Wichtige Figuren und fehlende Gefahren
Mehrere individuelle Geschichten spielten sich ohne entscheidende Auflösung ab.
- Igor Thiago: Brentfords formstarker Stürmer, der am vergangenen Wochenende doppelt traf, wurde von Fulhams Abwehr weitgehend in Schach gehalten.
- Harry Wilson: Der Fulham-Flügelstürmer, ein ewiger Stachel im Fleisch Brentfords, hatte die erste Chance der Gäste, doch sein Schuss prallte am Mitspieler Rodrigo Muniz ab.
- Alex Iwobi: Fulhams Offensive wurde durch den Ausfall von Iwobi kurz vor der Halbzeitzeit aufgrund einer Muskelverletzung gestört – ein Schlag, den Silva nach dem Spiel bedauerte.

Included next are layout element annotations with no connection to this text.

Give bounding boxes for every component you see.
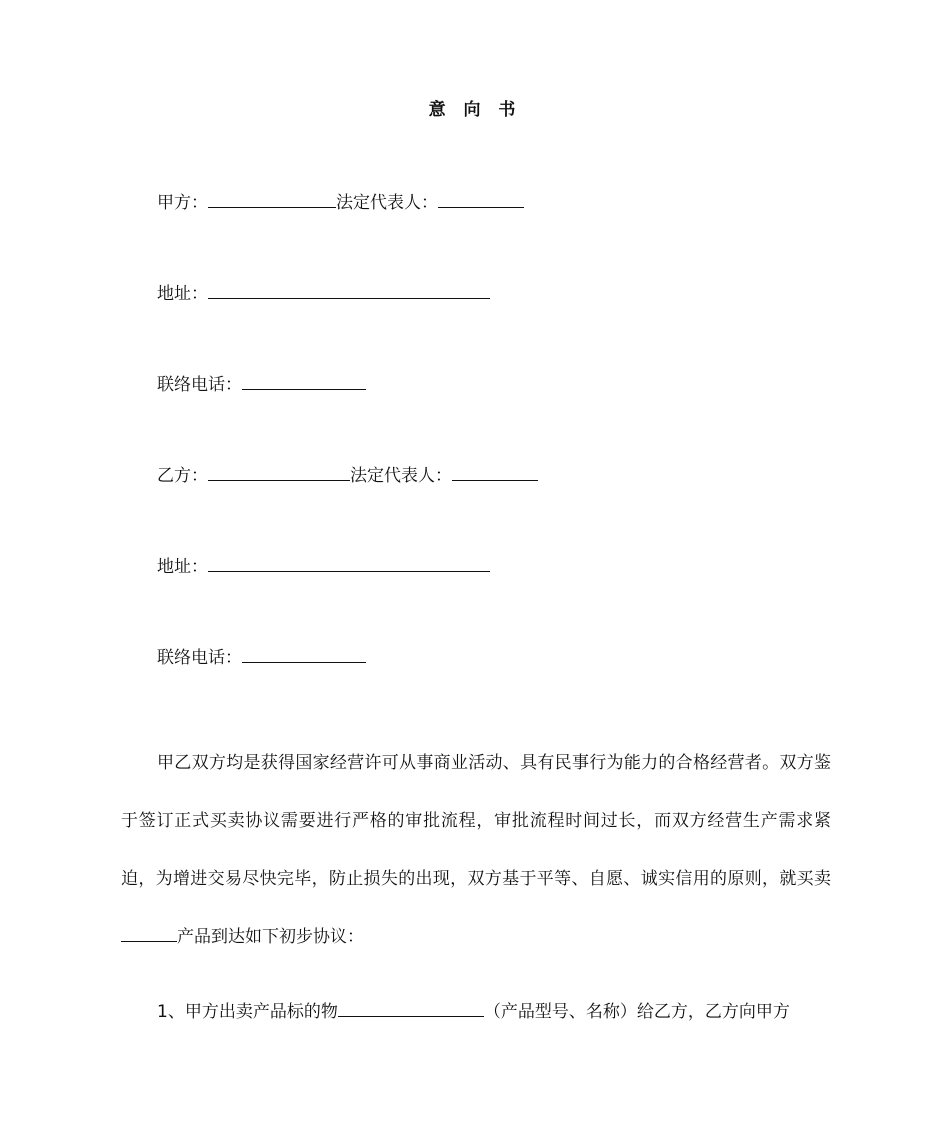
party-a-line bbox=[157, 189, 524, 215]
party-a-label: 甲方： bbox=[157, 193, 208, 213]
clause-1-product-blank bbox=[338, 998, 484, 1017]
party-a-rep-label: 法定代表人： bbox=[336, 193, 438, 213]
intro-paragraph bbox=[121, 734, 831, 966]
party-b-line bbox=[157, 462, 538, 488]
party-b-phone-line bbox=[157, 644, 366, 670]
party-b-phone-blank bbox=[242, 644, 366, 663]
clause-1-text-part2: （产品型号、名称）给乙方，乙方向甲方 bbox=[483, 1002, 790, 1022]
document-title: 意 向 书 bbox=[428, 100, 522, 120]
party-b-address-label: 地址： bbox=[157, 557, 208, 577]
intro-text-part2: 产品到达如下初步协议： bbox=[177, 927, 364, 947]
party-a-address-label: 地址： bbox=[157, 284, 208, 304]
clause-1-text-part1: 1、甲方出卖产品标的物 bbox=[157, 1002, 338, 1022]
party-a-phone-blank bbox=[242, 371, 366, 390]
party-a-phone-line bbox=[157, 371, 366, 397]
party-b-address-line bbox=[157, 553, 490, 579]
party-a-address-blank bbox=[208, 280, 490, 299]
party-b-blank bbox=[208, 462, 350, 481]
party-b-address-blank bbox=[208, 553, 490, 572]
party-b-label: 乙方： bbox=[157, 466, 208, 486]
party-a-blank bbox=[208, 189, 336, 208]
party-b-rep-blank bbox=[452, 462, 538, 481]
party-b-rep-label: 法定代表人： bbox=[350, 466, 452, 486]
party-a-address-line bbox=[157, 280, 490, 306]
intro-text-part1: 甲乙双方均是获得国家经营许可从事商业活动、具有民事行为能力的合格经营者。双方鉴于签订正式买卖协议需要进行严格的审批流程，审批流程时间过长，而双方经营生产需求紧迫，为增进交易尽快完毕，防止损失的出现，双方基于平等、自愿、诚实信用的原则，就买卖 bbox=[121, 753, 831, 889]
clause-1-line bbox=[157, 998, 790, 1024]
party-a-phone-label: 联络电话： bbox=[157, 375, 242, 395]
party-b-phone-label: 联络电话： bbox=[157, 648, 242, 668]
product-blank bbox=[121, 923, 177, 942]
party-a-rep-blank bbox=[438, 189, 524, 208]
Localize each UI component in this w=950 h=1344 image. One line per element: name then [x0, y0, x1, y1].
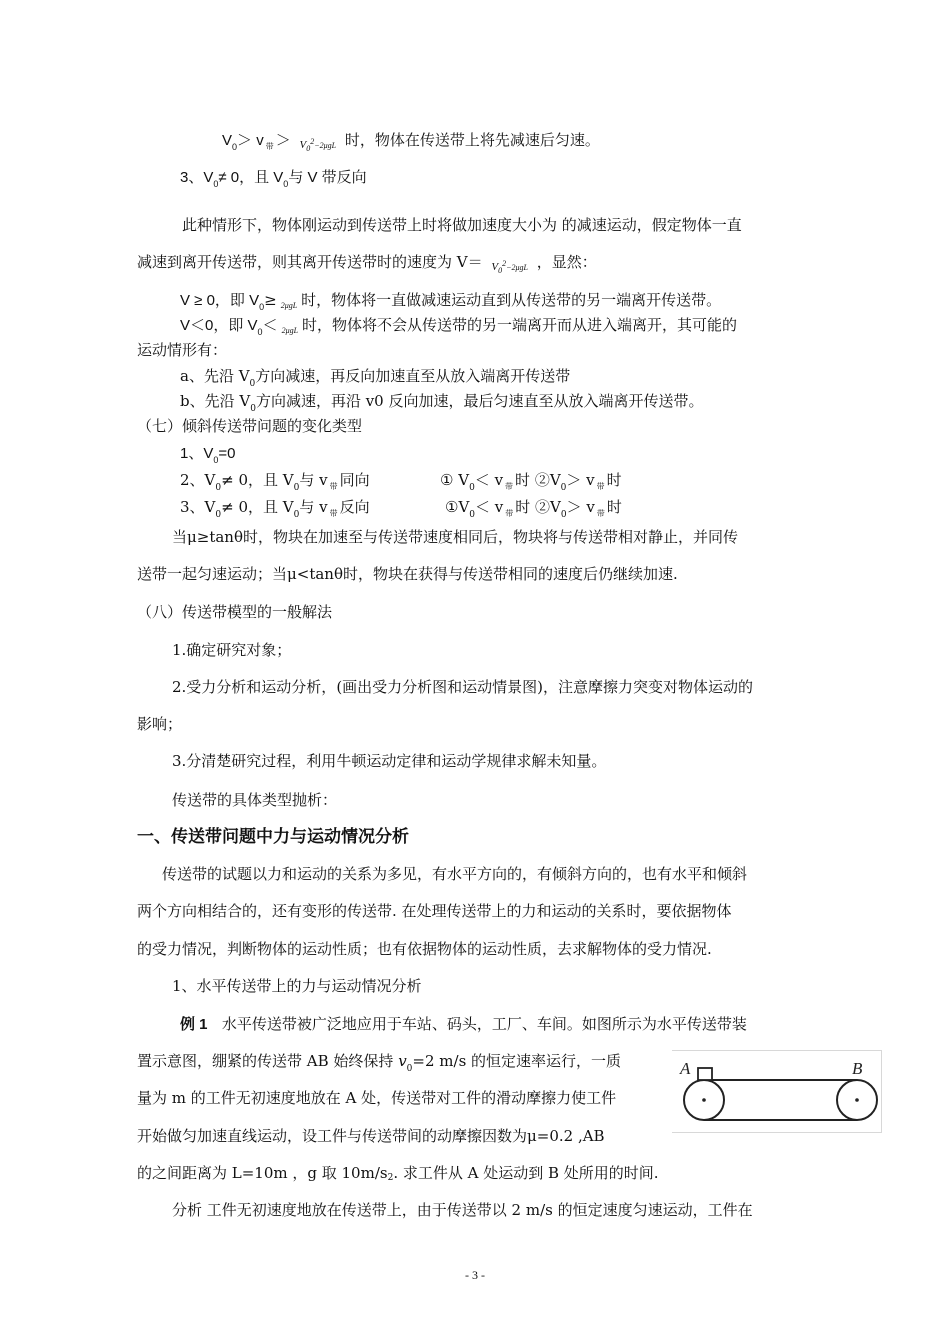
formula: 2μgL	[281, 326, 299, 335]
line-20: 3.分清楚研究过程，利用牛顿运动定律和运动学规律求解未知量。	[172, 752, 607, 770]
page-number: - 3 -	[465, 1268, 485, 1282]
line-2: 3、$V_0\ne 0$，且 $V_0$与 V 带反向	[180, 169, 367, 189]
line-19: 影响；	[137, 715, 183, 733]
formula: 2μgL	[280, 301, 298, 310]
line-3: 此种情形下，物体刚运动到传送带上时将做加速度大小为 的减速运动，假定物体一直	[182, 216, 742, 234]
line-13: 3、$V_0\ne 0$，且 $V_0$与 v $_带$ 反向	[180, 498, 370, 520]
paragraph-2: 两个方向相结合的，还有变形的传送带. 在处理传送带上的力和运动的关系时，要依据物体	[137, 902, 732, 920]
line-15: 送带一起匀速运动；当μ<tanθ时，物块在获得与传送带相同的速度后仍继续加速.	[137, 565, 678, 583]
conveyor-belt-diagram	[672, 1050, 882, 1133]
line-7: 运动情形有：	[137, 341, 228, 359]
line-8: a、先沿 $V_0$方向减速，再反向加速直至从放入端离开传送带	[180, 367, 571, 389]
workpiece	[698, 1068, 712, 1080]
formula: V02−2μgL	[299, 137, 337, 153]
example-line-5: 的之间距离为 L=10m ，g 取 10m/s2. 求工件从 A 处运动到 B 处所用的时间.	[137, 1164, 659, 1183]
label-b: B	[852, 1059, 863, 1078]
section-heading-8: （八）传送带模型的一般解法	[137, 603, 333, 621]
example-line-2: 置示意图，绷紧的传送带 AB 始终保持 $v_0=2$ m/s 的恒定速率运行，一质	[137, 1052, 622, 1074]
line-4: 减速到离开传送带，则其离开传送带时的速度为 V＝ $_{V_0^2-2\mu gL}$ ，显然：	[137, 253, 597, 275]
sub-heading-1: 1、水平传送带上的力与运动情况分析	[172, 977, 422, 995]
line-14: 当μ≥tanθ时，物块在加速至与传送带速度相同后，物块将与传送带相对静止，并同传	[172, 528, 738, 546]
label-a: A	[680, 1059, 691, 1078]
example-line-3: 量为 m 的工件无初速度地放在 A 处，传送带对工件的滑动摩擦力使工件	[137, 1089, 617, 1107]
formula: V02−2μgL	[491, 259, 528, 275]
line-12: 2、$V_0\ne 0$，且 $V_0$与 v $_带$ 同向	[180, 471, 370, 493]
section-heading-1: 一、传送带问题中力与运动情况分析	[137, 827, 409, 847]
line-13-cases: $①V_0< v$ $_带$ 时 $②V_0> v$ $_带$ 时	[445, 498, 622, 520]
paragraph-1: 传送带的试题以力和运动的关系为多见，有水平方向的，有倾斜方向的，也有水平和倾斜	[162, 865, 748, 883]
line-12-cases: ① $V_0< v$ $_带$ 时 $②V_0> v$ $_带$ 时	[440, 471, 622, 493]
line-11: 1、$V_0=0$	[180, 445, 236, 465]
line-17: 1.确定研究对象；	[172, 641, 292, 659]
conveyor-belt-figure	[672, 1050, 882, 1133]
line-5: V ≥ 0，即 $V_0\ge _{2\mu gL}$ 时，物体将一直做减速运动直到从传送带的另一端离开传送带。	[180, 291, 722, 312]
analysis-line-1: 分析 工件无初速度地放在传送带上，由于传送带以 2 m/s 的恒定速度匀速运动，工件在	[172, 1201, 753, 1219]
line-1: $V_0> v$ $_带$ ＞ $_{V_0^2-2\mu gL}$ 时，物体在传送带上将先减速后匀速。	[222, 131, 600, 153]
line-6: V＜0，即 $V_0< _{2\mu gL}$ 时，物体将不会从传送带的另一端离开而从进入端离开，其可能的	[180, 316, 738, 337]
line-9: b、先沿 $V_0$方向减速，再沿 v0 反向加速，最后匀速直至从放入端离开传送带。	[180, 392, 704, 414]
section-heading-7: （七）倾斜传送带问题的变化类型	[137, 417, 363, 435]
example-line-4: 开始做匀加速直线运动，设工件与传送带间的动摩擦因数为μ=0.2 ,AB	[137, 1127, 605, 1145]
paragraph-3: 的受力情况，判断物体的运动性质；也有依据物体的运动性质，去求解物体的受力情况.	[137, 940, 712, 958]
example-line-1: 例 1 水平传送带被广泛地应用于车站、码头，工厂、车间。如图所示为水平传送带装	[180, 1015, 747, 1033]
line-18: 2.受力分析和运动分析，(画出受力分析图和运动情景图)，注意摩擦力突变对物体运动的	[172, 678, 754, 696]
line-21: 传送带的具体类型抛析：	[172, 791, 338, 809]
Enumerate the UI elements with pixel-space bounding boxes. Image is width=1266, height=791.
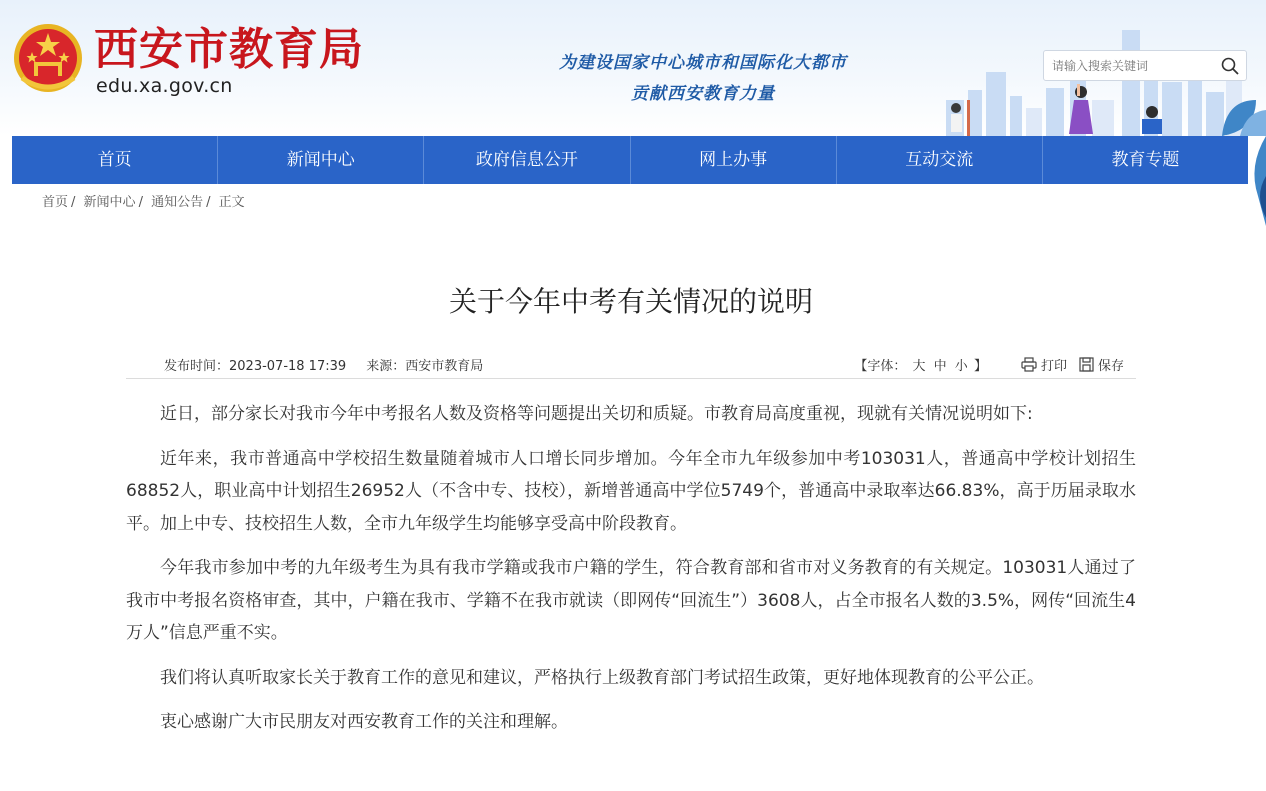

Taktisch zeigte Fulhams Sturmreihe früh Flüssigkeit, mit Wilson und Emile Smith Rowe, die Rollen tauschten, und Sessegnon, der als linker Verteidiger nach vorne drängte. Diese Ankündigung verblasste jedoch nach Iwobis Abgang. Brentford, das an seiner Startelf festhielt, während Fulham fünf Wechsel einsetzte, steigerte im zweiten Durchgang die Intensität, mangelte es aber letztlich am letzten Biss.
Das große Ganze
Dieses Ergebnis verkörpert die Verstopfung in der Tabellenmitte. Ein Sieg für Fulham, das den Tag auf Platz 12 begann, hätte sie punktgleich mit Brentford auf Platz 7 gemacht. Stattdessen stecken beide Teams fest. Brentfords Saison bleibt eine Geschichte der Widerstandsfähigkeit nach einem turbulenten Sommer, in dem Trainer Thomas Frank, ihre Top-Torschützen und der Kapitän abwanderten. Andrews, vom Standardspezialisten befördert, und Thiago, zuvor ein Randfigur, haben hervorragend übernommen.
Wichtige Erkenntnisse aus dem Spiel:
- Brentfords Europaträume werden durch die Unfähigkeit gebremst, Remis in Siege umzuwandeln.
- Fulhams Offensivprobleme sind gravierend, der Mangel an Schüssen aufs Tor wird zu einem besorgniserregenden Muster.
- Bernd Leno bleibt ein entscheidender Faktor für Fulham und kann Punkte im Alleingang sichern.
- Die Verletzung von Alex Iwobi könnte Fulhams ohnehin schwache Kreativität weiter schwächen.
- Das Mittelfeld ist so eng beieinander, dass ein einzelnes Ergebnis die Tabelle dramatisch verändern kann.
Am Ende war es ein Spiel, das von einer außergewöhnlichen Torhüterparade geprägt wurde, die ein Remis rettete – für Brentford eine verpasste Chance, für Fulham die Fortsetzung besorgniserregender Trends.